WARREN Alternative jail program reopens
The owner of the reopened alternative sentencing program has a lawsuit pending against the city.
By PEGGY SINKOVICH
and AMANDA C. DAVIS
VINDICATOR TRUMBULL STAFF
WARREN -- Warren Alternative Sentencing Program has quietly reopened in the former city jail after closing earlier this year.
The program, housed in the basement of the Municipal Justice Building on South Street S.E., reopened last week. Nonviolent offenders pay a fee to stay there and have work-release privileges.
An official announcement has not been made, and a few city officials said they weren't told.
"I'm pleased we have reopened," said owner Anthony J. Carson Jr., who also serves as Trumbull County's purchasing director. "I believe there is a need for this type of facility."
He noted the center currently has 12 inmates.
Municipal Judge Thomas Gysegem agreed with Carson that an alternative sentencing program is needed.
"I think it's great that it has reopened," Gysegem said. "There is not enough room at the county jail. This program gives judges an alternative to jail and allows people to keep working while they serve their sentence."
An agreement between Carson and Mayor Hank Angelo, dated May 24, says a January 1999 contract between the two parties needed to be reformed because financial problems shut WASP down earlier this year.
Pending lawsuit: Carson has a lawsuit pending against the city, filed in February in Trumbull County Common Pleas Court. It alleges that officials gave him erroneous information on how many inmates would be sent to the program, which he says operated at a loss for 18 months.
The case is assigned to Judge John Stuard and is scheduled for a mediation hearing July 25.
"I'm hoping we can get something resolved," said Atty. William Caulfield, who represents Carson.
Carson, of Cortland, seeks damages in excess of $25,000 and contends when he was negotiating an agreement with the city, officials "falsely or mistakenly misrepresented" to him that a minimum of 14 people per day would be sentenced to the program.
WASP at the time usually took in seven or fewer prisoners, Carson has said.
Judge Gysegem has said the municipal court was unable to provide WASP with 14 offenders per day because city police officers were laid off and arrests were down.
Because of this, the suit claims, Carson had to spend more than $100,000 to make improvements at the building, which he said closed in January.

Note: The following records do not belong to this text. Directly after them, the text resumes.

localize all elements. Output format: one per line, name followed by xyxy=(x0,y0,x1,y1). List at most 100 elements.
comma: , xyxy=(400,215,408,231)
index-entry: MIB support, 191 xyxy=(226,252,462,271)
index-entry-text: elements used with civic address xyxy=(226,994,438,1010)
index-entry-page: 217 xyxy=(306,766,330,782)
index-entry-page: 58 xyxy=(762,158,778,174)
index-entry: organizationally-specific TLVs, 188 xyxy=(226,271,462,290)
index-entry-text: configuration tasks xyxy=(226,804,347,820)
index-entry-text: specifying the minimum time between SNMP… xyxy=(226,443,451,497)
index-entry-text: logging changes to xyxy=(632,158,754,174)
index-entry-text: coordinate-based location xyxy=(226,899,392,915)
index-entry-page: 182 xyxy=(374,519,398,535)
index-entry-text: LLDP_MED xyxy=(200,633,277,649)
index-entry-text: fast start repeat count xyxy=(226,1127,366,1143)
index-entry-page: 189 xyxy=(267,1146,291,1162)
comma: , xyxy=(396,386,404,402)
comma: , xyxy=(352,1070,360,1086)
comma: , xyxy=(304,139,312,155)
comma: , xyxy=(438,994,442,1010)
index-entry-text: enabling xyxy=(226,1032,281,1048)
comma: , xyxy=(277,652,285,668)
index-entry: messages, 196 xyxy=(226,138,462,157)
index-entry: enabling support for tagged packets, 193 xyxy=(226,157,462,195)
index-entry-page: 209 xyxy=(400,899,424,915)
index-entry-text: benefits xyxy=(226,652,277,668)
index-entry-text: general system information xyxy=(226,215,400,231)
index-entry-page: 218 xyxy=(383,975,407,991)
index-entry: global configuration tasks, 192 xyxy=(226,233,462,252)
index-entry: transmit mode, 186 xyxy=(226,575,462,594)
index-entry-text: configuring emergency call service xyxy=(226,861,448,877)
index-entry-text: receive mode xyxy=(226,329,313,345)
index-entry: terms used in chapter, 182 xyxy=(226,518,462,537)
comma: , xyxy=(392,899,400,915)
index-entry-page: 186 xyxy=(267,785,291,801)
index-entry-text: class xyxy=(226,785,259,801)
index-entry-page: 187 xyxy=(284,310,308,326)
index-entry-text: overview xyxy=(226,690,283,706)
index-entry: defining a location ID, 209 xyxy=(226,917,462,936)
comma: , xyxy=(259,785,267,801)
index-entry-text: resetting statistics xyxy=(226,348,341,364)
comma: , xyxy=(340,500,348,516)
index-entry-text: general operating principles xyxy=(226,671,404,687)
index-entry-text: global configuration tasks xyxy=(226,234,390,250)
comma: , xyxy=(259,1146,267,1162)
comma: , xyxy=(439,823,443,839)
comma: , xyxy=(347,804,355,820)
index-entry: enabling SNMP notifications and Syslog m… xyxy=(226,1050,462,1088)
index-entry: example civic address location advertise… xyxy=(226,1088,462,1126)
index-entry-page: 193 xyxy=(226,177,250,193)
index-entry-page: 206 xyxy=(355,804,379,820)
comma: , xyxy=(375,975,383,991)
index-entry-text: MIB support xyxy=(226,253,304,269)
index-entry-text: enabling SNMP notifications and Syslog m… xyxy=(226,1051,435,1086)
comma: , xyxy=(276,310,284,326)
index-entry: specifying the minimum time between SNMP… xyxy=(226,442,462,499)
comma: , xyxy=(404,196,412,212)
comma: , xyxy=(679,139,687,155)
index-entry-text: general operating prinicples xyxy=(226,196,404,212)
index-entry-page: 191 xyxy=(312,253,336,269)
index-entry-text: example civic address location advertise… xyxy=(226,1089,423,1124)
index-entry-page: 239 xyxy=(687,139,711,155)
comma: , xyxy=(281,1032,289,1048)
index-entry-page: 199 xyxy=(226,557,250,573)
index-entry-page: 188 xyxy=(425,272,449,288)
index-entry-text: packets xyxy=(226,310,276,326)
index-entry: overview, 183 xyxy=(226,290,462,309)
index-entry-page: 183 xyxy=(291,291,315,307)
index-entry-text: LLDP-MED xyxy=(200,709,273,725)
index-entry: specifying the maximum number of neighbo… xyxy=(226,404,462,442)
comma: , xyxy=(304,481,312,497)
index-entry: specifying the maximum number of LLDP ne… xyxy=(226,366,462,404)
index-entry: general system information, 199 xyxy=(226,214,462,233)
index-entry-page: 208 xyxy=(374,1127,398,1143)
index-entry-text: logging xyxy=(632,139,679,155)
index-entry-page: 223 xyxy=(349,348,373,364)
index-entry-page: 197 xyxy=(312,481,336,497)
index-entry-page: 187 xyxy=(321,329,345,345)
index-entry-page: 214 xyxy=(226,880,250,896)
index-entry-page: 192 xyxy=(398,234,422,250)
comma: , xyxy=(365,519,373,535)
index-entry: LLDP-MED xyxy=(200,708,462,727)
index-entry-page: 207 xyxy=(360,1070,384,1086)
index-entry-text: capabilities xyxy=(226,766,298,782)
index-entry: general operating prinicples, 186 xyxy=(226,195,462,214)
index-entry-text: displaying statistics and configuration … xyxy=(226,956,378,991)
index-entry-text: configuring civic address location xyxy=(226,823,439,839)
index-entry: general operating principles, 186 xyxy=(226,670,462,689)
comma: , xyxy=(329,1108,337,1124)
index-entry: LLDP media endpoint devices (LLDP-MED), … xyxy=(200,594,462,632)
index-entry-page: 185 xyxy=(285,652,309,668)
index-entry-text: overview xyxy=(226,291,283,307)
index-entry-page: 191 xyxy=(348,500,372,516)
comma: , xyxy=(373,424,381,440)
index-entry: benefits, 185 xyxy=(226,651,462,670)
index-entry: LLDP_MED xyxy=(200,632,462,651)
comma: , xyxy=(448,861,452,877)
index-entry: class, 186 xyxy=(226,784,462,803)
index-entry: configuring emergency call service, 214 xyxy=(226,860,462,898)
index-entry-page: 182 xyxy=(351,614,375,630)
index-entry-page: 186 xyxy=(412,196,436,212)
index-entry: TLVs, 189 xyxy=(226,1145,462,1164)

The reformed agreement says both parties will submit their differences to a mediator as soon as possible.
Savings cited: The city says WASP saves money because it houses offenders that would be sent to the county lockup. The city pays the county to house offenders who don't qualify for WASP.
The county charges Warren $45 per prisoner per day to house up to 30 inmates. The fee is $60 per day for every prisoner above 30. The city currently owes the county $1.5 million. County officials say the city has not paid on the jail bill since 1999.
"We are negotiating," Sheriff Thomas Altiere said
As part of Carson's job as purchasing director, he helps the county negotiate the bill. Carson said he is able to keep the jobs separate.
Carson also holds the county's lease to house Central District Court in Cortland.
Hired in May: Carson, a former Warren councilman, was chosen in May from 30 applicants for the newly created job of county purchasing director. He makes $44,750 annually. Before that, Carson worked in county Auditor David Hines' office for three years as an appraiser, earning $35,877 per year.
Vindicator files show that Carson at one time served as business manager for Northeast Ohio Community Alternative Program, a lockup on Pine Avenue S.E. that accepts nonviolent offenders from common pleas courts in Trumbull, Ashtabula, Geauga, Lake and Portage counties.